An Evolving Resource
In just a few years, dbGaP has expanded from a database housing only a few GWAS to a large collection of hundreds of different studies. Because of its rapid growth, the process for submitting and requesting data is evolving, and dbGap is always looking for ways to improve the process. Investigators who have been granted access to datasets have the opportunity to provide feedback on dbGaP and the data access process as part of their annual progress reports.
Invitation to Share Comments
EGRP invites comments on the following subjects: (1) examples of how you have used existing data from dbGaP or other public repositories in your own research; (2) ideas for leveraging existing shared data to accelerate cancer research; and (3) other resource-sharing needs.
Connect with Us at the 2013 AACR Annual Meeting
EGRP staff will be participating in an NCI-sponsored session entitled “Advancing Scientific Progress through Genomic Data Sharing” at the 2013 AACR Annual Meeting from 2:00 – 3:30 p.m. on Sunday, April 7th. EGRP staff will also be available on April 7th from 3:30 – 4:00 p.m. at the NCI exhibit booth for a Meet-the-Experts session, “Bridging the GaP: Accessing Cancer Datasets in the database of Genotypes and Phenotypes.” We hope AACR attendees will join us for these informative discussions of this topic.
Tiffany Green, M.H.S., M.P.H. is an employee of Kelly Scientific Services and works as a Program Analyst in the Epidemiology and Genomics Research Program’s (EGRP) Host Susceptibility Factors Branch (HSFB). She supports NCI’s implementation of the NIH GWAS Data Sharing Policy and works closely with NCI’s GWAS Program Administrator, the Data Access Committee, and other EGRP staff. Ms. Green also engages in projects relating to ethical issues in public health and human subjects research and support trans-NCI bioethics activities.
Ms. Green was previously a Cancer Research Training Award Fellow in EGRP and has interned previously with the National Human Genome Research Institute, where she worked on lung cancer and prostate cancer studies. She has also worked with multiple health departments in Georgia.

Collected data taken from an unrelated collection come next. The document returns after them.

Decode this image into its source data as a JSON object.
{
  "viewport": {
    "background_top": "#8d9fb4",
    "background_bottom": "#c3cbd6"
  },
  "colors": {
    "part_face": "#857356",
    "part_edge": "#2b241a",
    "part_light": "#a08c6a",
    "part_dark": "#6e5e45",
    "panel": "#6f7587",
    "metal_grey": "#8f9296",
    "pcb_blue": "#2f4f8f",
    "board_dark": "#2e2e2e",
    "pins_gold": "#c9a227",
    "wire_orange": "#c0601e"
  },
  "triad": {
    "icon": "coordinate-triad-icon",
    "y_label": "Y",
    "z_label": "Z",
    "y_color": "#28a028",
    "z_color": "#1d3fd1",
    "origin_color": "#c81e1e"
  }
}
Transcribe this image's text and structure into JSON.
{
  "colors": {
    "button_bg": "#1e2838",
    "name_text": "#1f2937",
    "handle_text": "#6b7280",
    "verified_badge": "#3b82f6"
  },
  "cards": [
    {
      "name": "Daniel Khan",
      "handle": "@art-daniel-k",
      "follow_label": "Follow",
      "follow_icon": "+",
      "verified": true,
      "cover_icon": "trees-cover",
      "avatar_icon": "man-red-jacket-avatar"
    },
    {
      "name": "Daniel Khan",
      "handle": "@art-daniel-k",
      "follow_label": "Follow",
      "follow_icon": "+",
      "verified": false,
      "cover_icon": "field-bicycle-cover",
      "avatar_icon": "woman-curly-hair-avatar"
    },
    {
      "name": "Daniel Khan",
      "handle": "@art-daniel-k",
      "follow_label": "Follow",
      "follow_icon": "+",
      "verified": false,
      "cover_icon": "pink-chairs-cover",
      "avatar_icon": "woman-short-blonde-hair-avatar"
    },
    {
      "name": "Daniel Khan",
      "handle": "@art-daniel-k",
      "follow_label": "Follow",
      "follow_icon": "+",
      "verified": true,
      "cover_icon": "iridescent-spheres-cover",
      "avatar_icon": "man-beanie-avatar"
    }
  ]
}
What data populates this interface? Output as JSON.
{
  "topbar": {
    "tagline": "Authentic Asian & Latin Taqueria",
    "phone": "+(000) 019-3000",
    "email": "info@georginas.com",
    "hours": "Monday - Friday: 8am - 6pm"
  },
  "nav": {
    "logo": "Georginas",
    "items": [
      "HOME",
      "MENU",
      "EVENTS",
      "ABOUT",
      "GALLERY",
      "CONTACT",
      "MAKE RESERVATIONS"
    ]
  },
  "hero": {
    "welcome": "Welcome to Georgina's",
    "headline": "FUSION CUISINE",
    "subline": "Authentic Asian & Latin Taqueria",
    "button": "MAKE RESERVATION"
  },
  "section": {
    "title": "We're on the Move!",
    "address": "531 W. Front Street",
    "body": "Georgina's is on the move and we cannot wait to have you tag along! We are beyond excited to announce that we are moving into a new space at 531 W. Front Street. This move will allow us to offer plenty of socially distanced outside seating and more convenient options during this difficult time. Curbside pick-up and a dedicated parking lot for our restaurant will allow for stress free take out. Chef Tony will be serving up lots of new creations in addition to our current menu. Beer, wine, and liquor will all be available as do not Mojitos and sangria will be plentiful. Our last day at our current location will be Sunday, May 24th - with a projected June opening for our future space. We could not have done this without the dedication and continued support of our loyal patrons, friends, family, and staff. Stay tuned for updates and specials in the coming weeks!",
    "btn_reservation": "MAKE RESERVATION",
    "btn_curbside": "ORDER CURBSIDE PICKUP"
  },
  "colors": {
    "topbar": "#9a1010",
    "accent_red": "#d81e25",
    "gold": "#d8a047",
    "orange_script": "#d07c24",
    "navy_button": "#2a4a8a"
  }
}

Charlisse Caga-anan, J.D. is a Program Director in EGRP’s HSFB. In this capacity, she works to implement the NIH GWAS Data Sharing Policy and grow NCI’s portfolio of bioethics research grants.
Prior to joining EGRP, Ms. Caga-anan was a Postdoctoral Scholar at the Center for Genetic Research Ethics and Law, an NIH-funded Center for Excellence in Ethical, Legal, and Social Implications (ELSI) Research. In this capacity she conducted research pertaining to ELSI issues in genetics/genomics research. Ms. Caga-anan also completed the Cleveland Fellowship in Advanced Bioethics, during which she trained in clinical ethics consultation and examined ethical and legal issues in pediatrics, clinical genetics, genetics/genomics research, and human subjects research generally.
Carolyn M. Hutter, Ph.D. is a Program Director in the EGRP’s HSFB. Her responsibilities include expanding and managing a portfolio of grants that supports the development and implementation of more sophisticated methods in statistical genetics and genetic epidemiology for studies of complex diseases such as cancer. This includes a focus on the many analytic and computational challenges accompanying the application of next generation sequencing technologies to large scale epidemiology studies.
Prior to joining EGRP, Dr. Hutter was a Senior Staff Scientist in the Cancer Prevention Program at the Fred Hutchinson Cancer Research Center and a Lecturer in the Epidemiology Department at the University of Washington. Her previous research focused on the role that genetic and environmental factors play in the risk of colorectal cancer, Parkinson’s disease, and other complex phenotypes.